Tak, byliśmy u weta w piątek. Jedynie podnosimy odporność. Dziś już jest prawie zupełnie dobrze - pozostało jeszcze lekkie łzawienie z oczu. Wydzielina jest cały czas wodnista - ważne, by przemywać oczy solą fizjologiczną, by nie dopuścić do namnażania się bakterii.
Dostaliśmy zalecenie, że gdyby się pogorszyło, można zastosować antybiotyk o działaniu miejscowym - w kropelkach do oczu. Biszkopcik jednak świetnie sobie radzi z infekcją, więc nie ma takiej potrzeby
W przypadku kota nerkowego trzeba bardzo uważać z antybiotykami - każdy o działaniu ogólnym bardzo obciąża nerki.
Z innych wieści od Biszkopcika, w piątek do badania poszedł mocz i krew, wyniki będą dopiero we wtorek, więc gryzę palce.
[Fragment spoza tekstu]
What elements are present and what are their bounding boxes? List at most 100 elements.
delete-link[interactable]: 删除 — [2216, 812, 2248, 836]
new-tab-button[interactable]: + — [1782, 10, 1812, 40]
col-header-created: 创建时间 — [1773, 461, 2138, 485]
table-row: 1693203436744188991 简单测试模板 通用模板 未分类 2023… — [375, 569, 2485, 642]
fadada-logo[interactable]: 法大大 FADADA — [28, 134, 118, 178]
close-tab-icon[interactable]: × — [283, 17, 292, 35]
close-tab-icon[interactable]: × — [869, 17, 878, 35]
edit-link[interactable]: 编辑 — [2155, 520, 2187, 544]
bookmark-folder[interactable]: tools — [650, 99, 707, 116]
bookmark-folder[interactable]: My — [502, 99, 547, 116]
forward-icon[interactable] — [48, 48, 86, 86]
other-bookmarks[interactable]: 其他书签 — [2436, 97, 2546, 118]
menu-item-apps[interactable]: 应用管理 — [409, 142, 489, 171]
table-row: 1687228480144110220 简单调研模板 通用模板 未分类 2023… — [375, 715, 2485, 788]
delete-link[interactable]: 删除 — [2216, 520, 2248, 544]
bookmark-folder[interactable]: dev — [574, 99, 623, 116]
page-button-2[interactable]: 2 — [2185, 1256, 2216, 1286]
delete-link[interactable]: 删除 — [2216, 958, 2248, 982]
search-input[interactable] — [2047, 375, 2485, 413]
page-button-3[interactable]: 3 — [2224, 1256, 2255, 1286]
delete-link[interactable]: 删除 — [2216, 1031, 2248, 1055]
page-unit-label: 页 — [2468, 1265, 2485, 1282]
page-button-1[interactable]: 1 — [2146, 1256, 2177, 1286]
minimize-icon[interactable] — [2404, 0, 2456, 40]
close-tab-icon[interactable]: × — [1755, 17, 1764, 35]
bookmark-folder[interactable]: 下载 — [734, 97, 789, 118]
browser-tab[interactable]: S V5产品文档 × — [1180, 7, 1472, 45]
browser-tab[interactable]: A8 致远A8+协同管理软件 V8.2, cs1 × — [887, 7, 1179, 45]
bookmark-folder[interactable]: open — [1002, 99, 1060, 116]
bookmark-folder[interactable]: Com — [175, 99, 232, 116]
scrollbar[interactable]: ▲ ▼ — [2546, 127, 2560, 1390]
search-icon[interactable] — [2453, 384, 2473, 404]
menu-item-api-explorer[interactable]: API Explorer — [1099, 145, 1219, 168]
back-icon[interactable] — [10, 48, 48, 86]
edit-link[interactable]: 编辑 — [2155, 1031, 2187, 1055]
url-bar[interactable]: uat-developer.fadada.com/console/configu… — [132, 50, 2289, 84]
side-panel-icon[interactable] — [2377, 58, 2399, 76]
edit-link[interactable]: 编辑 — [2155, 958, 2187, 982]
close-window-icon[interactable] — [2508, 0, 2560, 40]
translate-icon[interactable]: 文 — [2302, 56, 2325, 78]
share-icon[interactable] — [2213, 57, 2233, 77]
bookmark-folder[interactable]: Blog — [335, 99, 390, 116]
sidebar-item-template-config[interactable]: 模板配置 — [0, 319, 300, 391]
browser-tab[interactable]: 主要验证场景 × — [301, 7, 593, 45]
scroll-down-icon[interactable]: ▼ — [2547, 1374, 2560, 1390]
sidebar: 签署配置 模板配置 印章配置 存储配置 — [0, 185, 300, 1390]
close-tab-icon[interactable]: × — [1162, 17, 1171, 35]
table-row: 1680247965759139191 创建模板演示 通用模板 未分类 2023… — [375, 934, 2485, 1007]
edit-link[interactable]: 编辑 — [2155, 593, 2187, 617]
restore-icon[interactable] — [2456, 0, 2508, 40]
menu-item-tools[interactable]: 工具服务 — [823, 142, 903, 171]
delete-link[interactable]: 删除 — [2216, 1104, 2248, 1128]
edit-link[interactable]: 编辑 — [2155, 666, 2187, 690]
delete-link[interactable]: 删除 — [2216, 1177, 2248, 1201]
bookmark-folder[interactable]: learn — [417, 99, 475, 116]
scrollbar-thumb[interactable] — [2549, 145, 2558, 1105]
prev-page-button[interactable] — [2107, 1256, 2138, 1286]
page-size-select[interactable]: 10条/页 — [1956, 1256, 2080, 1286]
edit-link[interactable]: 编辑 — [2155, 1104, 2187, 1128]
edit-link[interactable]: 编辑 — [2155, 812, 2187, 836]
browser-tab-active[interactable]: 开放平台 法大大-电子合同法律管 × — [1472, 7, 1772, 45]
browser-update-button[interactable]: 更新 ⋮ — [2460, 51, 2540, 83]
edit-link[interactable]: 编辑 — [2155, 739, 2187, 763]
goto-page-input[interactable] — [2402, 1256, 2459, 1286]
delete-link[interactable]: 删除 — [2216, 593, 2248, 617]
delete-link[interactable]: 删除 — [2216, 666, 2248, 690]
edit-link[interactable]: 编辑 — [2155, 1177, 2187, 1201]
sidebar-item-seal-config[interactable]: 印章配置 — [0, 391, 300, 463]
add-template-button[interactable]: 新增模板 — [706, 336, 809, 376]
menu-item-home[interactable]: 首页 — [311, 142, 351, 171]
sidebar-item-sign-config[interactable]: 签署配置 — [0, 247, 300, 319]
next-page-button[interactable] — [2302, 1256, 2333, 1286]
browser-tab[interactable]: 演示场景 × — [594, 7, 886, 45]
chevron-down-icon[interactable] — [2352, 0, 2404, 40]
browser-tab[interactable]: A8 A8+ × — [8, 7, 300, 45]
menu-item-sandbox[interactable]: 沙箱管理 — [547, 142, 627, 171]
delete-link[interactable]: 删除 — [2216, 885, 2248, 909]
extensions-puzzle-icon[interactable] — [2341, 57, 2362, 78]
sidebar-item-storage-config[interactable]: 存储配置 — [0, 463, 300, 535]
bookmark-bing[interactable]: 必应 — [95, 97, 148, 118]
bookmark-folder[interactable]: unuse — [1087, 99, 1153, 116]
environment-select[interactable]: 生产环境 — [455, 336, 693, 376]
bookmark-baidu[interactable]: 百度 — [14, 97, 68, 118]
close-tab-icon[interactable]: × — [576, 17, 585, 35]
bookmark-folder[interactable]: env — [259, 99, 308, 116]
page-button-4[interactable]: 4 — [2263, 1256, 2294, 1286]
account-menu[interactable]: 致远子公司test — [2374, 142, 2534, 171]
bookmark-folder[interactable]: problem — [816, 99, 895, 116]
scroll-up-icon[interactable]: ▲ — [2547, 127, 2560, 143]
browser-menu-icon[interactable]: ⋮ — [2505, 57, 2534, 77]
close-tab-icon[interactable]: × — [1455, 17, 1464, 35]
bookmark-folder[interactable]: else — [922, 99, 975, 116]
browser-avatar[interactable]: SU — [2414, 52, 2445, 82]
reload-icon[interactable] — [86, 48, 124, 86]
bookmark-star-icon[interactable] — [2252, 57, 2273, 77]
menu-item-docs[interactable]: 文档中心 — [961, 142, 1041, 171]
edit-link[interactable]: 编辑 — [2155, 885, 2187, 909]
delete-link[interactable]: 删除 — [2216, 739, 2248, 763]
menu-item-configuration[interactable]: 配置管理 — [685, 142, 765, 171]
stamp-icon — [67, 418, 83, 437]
Kota jednak jest w coraz lepszej formie

Apetyt dopisuje, ma też coraz więcej chęci na mizianki

Dziś nawet sama się o nie dopominała

Kroplówkujemy teraz co drugi dzień, bo sama dużo pije. Podajemy wychwytywacz fosforu, bo jego poziom w ostatnim badaniu był giga wysoki. Teraz dołączyliśmy jeszcze specyfik regenerujący nefrony.